On the other hand, after calculating those parameters, the function uses them to standardize all three sets: the training, the validation, and the test set. That’s because we want the three sets to be similar—otherwise, the network would fail once it moves from training to testing. If we ever deployed our network to production, we’d also have to standardize production data with the same average and standard deviation.
So, calculate the average and the standard deviation on the training set alone, then use them to standardize the entire dataset. I know that process is confusing, because it tripped me up a few times as a beginner.
So, we just standardized MNIST. Let’s check whether it was worth it.

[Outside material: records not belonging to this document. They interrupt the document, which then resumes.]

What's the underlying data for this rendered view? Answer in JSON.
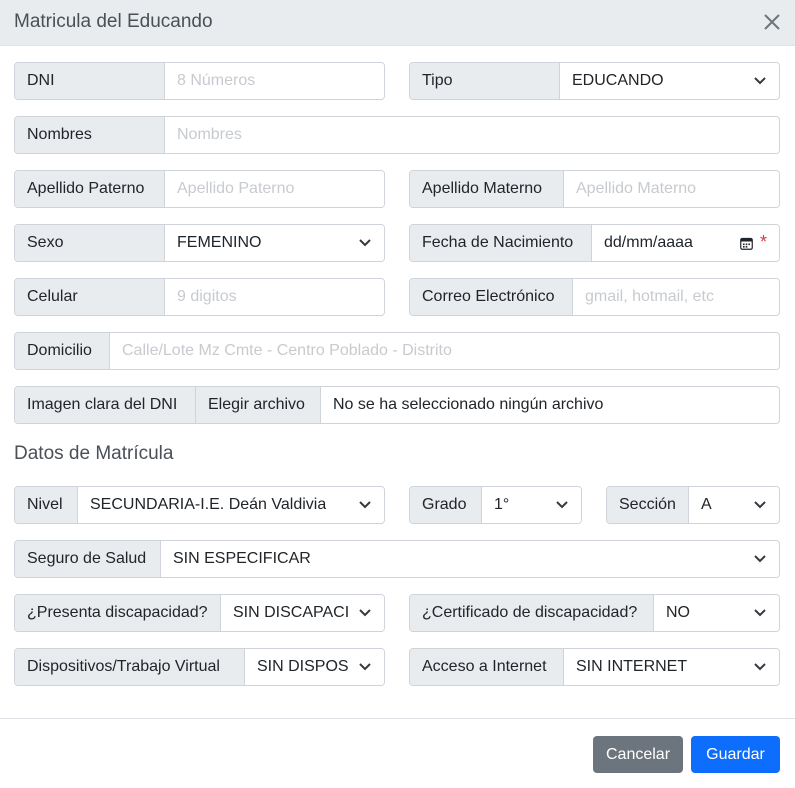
{
  "modal": {
    "title": "Matricula del Educando"
  },
  "fields": {
    "dni": {
      "label": "DNI",
      "placeholder": "8 Números"
    },
    "tipo": {
      "label": "Tipo",
      "value": "EDUCANDO"
    },
    "nombres": {
      "label": "Nombres",
      "placeholder": "Nombres"
    },
    "apellido_paterno": {
      "label": "Apellido Paterno",
      "placeholder": "Apellido Paterno"
    },
    "apellido_materno": {
      "label": "Apellido Materno",
      "placeholder": "Apellido Materno"
    },
    "sexo": {
      "label": "Sexo",
      "value": "FEMENINO"
    },
    "fecha_nacimiento": {
      "label": "Fecha de Nacimiento",
      "value": "dd/mm/aaaa",
      "required_mark": "*"
    },
    "celular": {
      "label": "Celular",
      "placeholder": "9 digitos"
    },
    "correo": {
      "label": "Correo Electrónico",
      "placeholder": "gmail, hotmail, etc"
    },
    "domicilio": {
      "label": "Domicilio",
      "placeholder": "Calle/Lote Mz Cmte - Centro Poblado - Distrito"
    },
    "imagen_dni": {
      "label": "Imagen clara del DNI",
      "button": "Elegir archivo",
      "status": "No se ha seleccionado ningún archivo"
    }
  },
  "matricula": {
    "section_title": "Datos de Matrícula",
    "nivel": {
      "label": "Nivel",
      "value": "SECUNDARIA-I.E. Deán Valdivia"
    },
    "grado": {
      "label": "Grado",
      "value": "1°"
    },
    "seccion": {
      "label": "Sección",
      "value": "A"
    },
    "seguro": {
      "label": "Seguro de Salud",
      "value": "SIN ESPECIFICAR"
    },
    "discapacidad": {
      "label": "¿Presenta discapacidad?",
      "value": "SIN DISCAPACIDAD"
    },
    "certificado": {
      "label": "¿Certificado de discapacidad?",
      "value": "NO"
    },
    "dispositivos": {
      "label": "Dispositivos/Trabajo Virtual",
      "value": "SIN DISPOSITIVOS"
    },
    "internet": {
      "label": "Acceso a Internet",
      "value": "SIN INTERNET"
    }
  },
  "footer": {
    "cancel_label": "Cancelar",
    "save_label": "Guardar"
  },
  "colors": {
    "header_bg": "#e9ecef",
    "cancel": "#6c757d",
    "save": "#0d6efd",
    "required": "#dc3545"
  },
  "icons": {
    "close": "close-icon",
    "select": "chevron-down-icon",
    "calendar": "calendar-icon"
  }
}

Let’s check the effect of standardization on our neural network’s accuracy. The following code runs the network twice, once with regular MNIST and once with standardized MNIST. Each configuration runs for two epochs, with a batch size of 60. The MNIST training set contains 60,000 examples, so that’s 1,000 iterations per epoch:
| | import neural_network as nn |
| | import mnist as normal |
| | import mnist_standardized as standardized |
| | |
| | print("Regular MNIST:") |
| | nn.train(normal.X_train, normal.Y_train, |
| | normal.X_validation, normal.Y_validation, |
| | n_hidden_nodes=200, epochs=2, batch_size=60, lr=0.1) |
| | |
| | print("Standardized MNIST:") |
| | nn.train(standardized.X_train, standardized.Y_train, |
| | standardized.X_validation, standardized.Y_validation, |
| | n_hidden_nodes=200, epochs=2, batch_size=60, lr=0.1) |
Here are the results after a few tens of minutes of number crunching:
| | Regular MNIST: |
| | 0-0 > Loss: 2.28073164, Accuracy: 18.90% |
| | … |
| | RuntimeWarning: overflow encountered in exp |
| | … |
| | 1-999 > Loss: 0.41537869, Accuracy: 84.60% |
| | Standardized MNIST: |
| | 0-0 > Loss: 2.26244033, Accuracy: 17.96% |
| | … |
| | 1-999 > Loss: 0.21364970, Accuracy: 91.80% |
We don’t know what would happen if we kept training the system for days, but this short test gives us pretty compelling numbers. The network is way more accurate when we train it on standardized MNIST than regular MNIST. Also, while regular MNIST causes an overflow during training, standardized MNIST doesn’t. It seems that having smaller input variables makes the network more numerically stable, just as the theory goes.
All in all, the verdict is clear: from now on, we’ll use the standardized version of MNIST. And now that we have data we trust, let’s move into the heart of the development cycle.